From The Hairy Bikers' Comfort Food


  • 100g/3½oz pancetta
  • 1 tbsp extra virgin olive oil
  • 2 garlic cloves, crushed
  • 10 vine-ripened tomatoes, chopped
  • 1 x 400g/14oz tin chopped tomatoes
  • 250ml/9fl oz fish stock
  • 1 red onion, left whole, peeled and trimmed
  • ½ fresh green chilli, deseeded and chopped
  • pinch saffron
  • ½ tsp sugar
  • 500g/1lb 2oz dried spaghetti
  • 600g/1lb 5oz mixed cooked brown and white crab meat
  • handful chopped fresh parsley
  • 3 tsp capers, rinsed and chopped
  • knob of butter
  • salt and freshly ground black pepper


  1. Fry the pancetta in a large lidded saucepan over a medium heat for 5 minutes. Reduce the heat and add the olive oil and garlic and cook gently for 2 minutes.
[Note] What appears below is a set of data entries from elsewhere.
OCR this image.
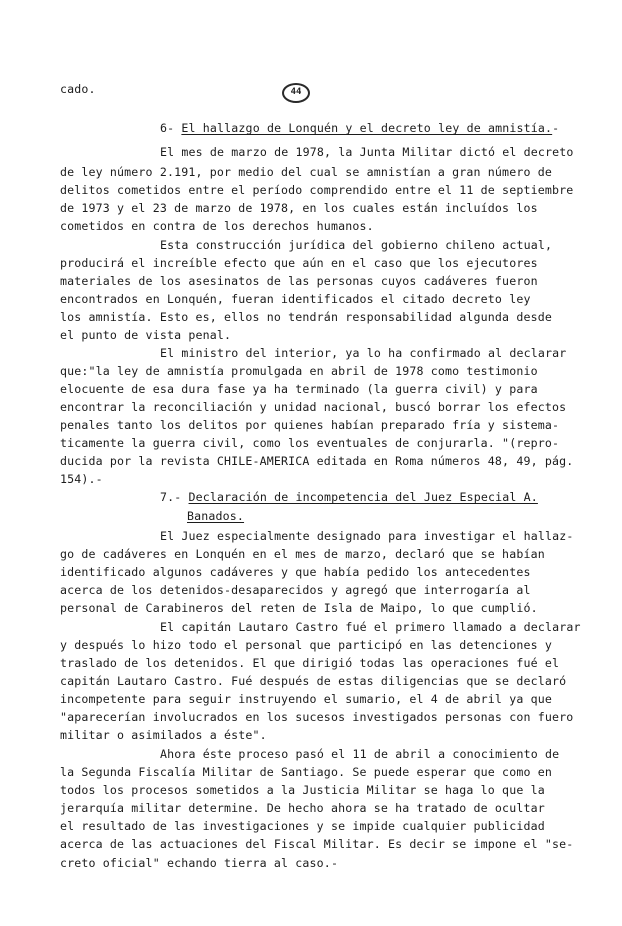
44
cado.
6- El hallazgo de Lonquén y el decreto ley de amnistía.-
El mes de marzo de 1978, la Junta Militar dictó el decreto
de ley número 2.191, por medio del cual se amnistían a gran número de
delitos cometidos entre el período comprendido entre el 11 de septiembre
de 1973 y el 23 de marzo de 1978, en los cuales están incluídos los
cometidos en contra de los derechos humanos.
Esta construcción jurídica del gobierno chileno actual,
producirá el increíble efecto que aún en el caso que los ejecutores
materiales de los asesinatos de las personas cuyos cadáveres fueron
encontrados en Lonquén, fueran identificados el citado decreto ley
los amnistía. Esto es, ellos no tendrán responsabilidad algunda desde
el punto de vista penal.
El ministro del interior, ya lo ha confirmado al declarar
que:"la ley de amnistía promulgada en abril de 1978 como testimonio
elocuente de esa dura fase ya ha terminado (la guerra civil) y para
encontrar la reconciliación y unidad nacional, buscó borrar los efectos
penales tanto los delitos por quienes habían preparado fría y sistema-
ticamente la guerra civil, como los eventuales de conjurarla. "(repro-
ducida por la revista CHILE-AMERICA editada en Roma números 48, 49, pág.
154).-
7.- Declaración de incompetencia del Juez Especial A.
Banados.
El Juez especialmente designado para investigar el hallaz-
go de cadáveres en Lonquén en el mes de marzo, declaró que se habían
identificado algunos cadáveres y que había pedido los antecedentes
acerca de los detenidos-desaparecidos y agregó que interrogaría al
personal de Carabineros del reten de Isla de Maipo, lo que cumplió.
El capitán Lautaro Castro fué el primero llamado a declarar
y después lo hizo todo el personal que participó en las detenciones y
traslado de los detenidos. El que dirigió todas las operaciones fué el
capitán Lautaro Castro. Fué después de estas diligencias que se declaró
incompetente para seguir instruyendo el sumario, el 4 de abril ya que
"aparecerían involucrados en los sucesos investigados personas con fuero
militar o asimilados a éste".
Ahora éste proceso pasó el 11 de abril a conocimiento de
la Segunda Fiscalía Militar de Santiago. Se puede esperar que como en
todos los procesos sometidos a la Justicia Militar se haga lo que la
jerarquía militar determine. De hecho ahora se ha tratado de ocultar
el resultado de las investigaciones y se impide cualquier publicidad
acerca de las actuaciones del Fiscal Militar. Es decir se impone el "se-
creto oficial" echando tierra al caso.-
Add the fresh tomatoes, tinned tomatoes and fish stock and simmer for 5 minutes. Add the whole onion, chilli, saffron and sugar and simmer gently for 10 minutes with the lid on.

  2. Bring a large pan of salted water to the boil and cook the spaghetti according to packet instructions.

  3. Stir the crab meat into the tomato sauce and simmer for 2 minutes. Add the parsley and capers and cook for a further 2 minutes. Remove the whole onion and discard.

  4. Drain the spaghetti and add to the tomato sauce along with a knob of butter. Stir well to coat the spaghetti with the sauce, transfer to platter and serve.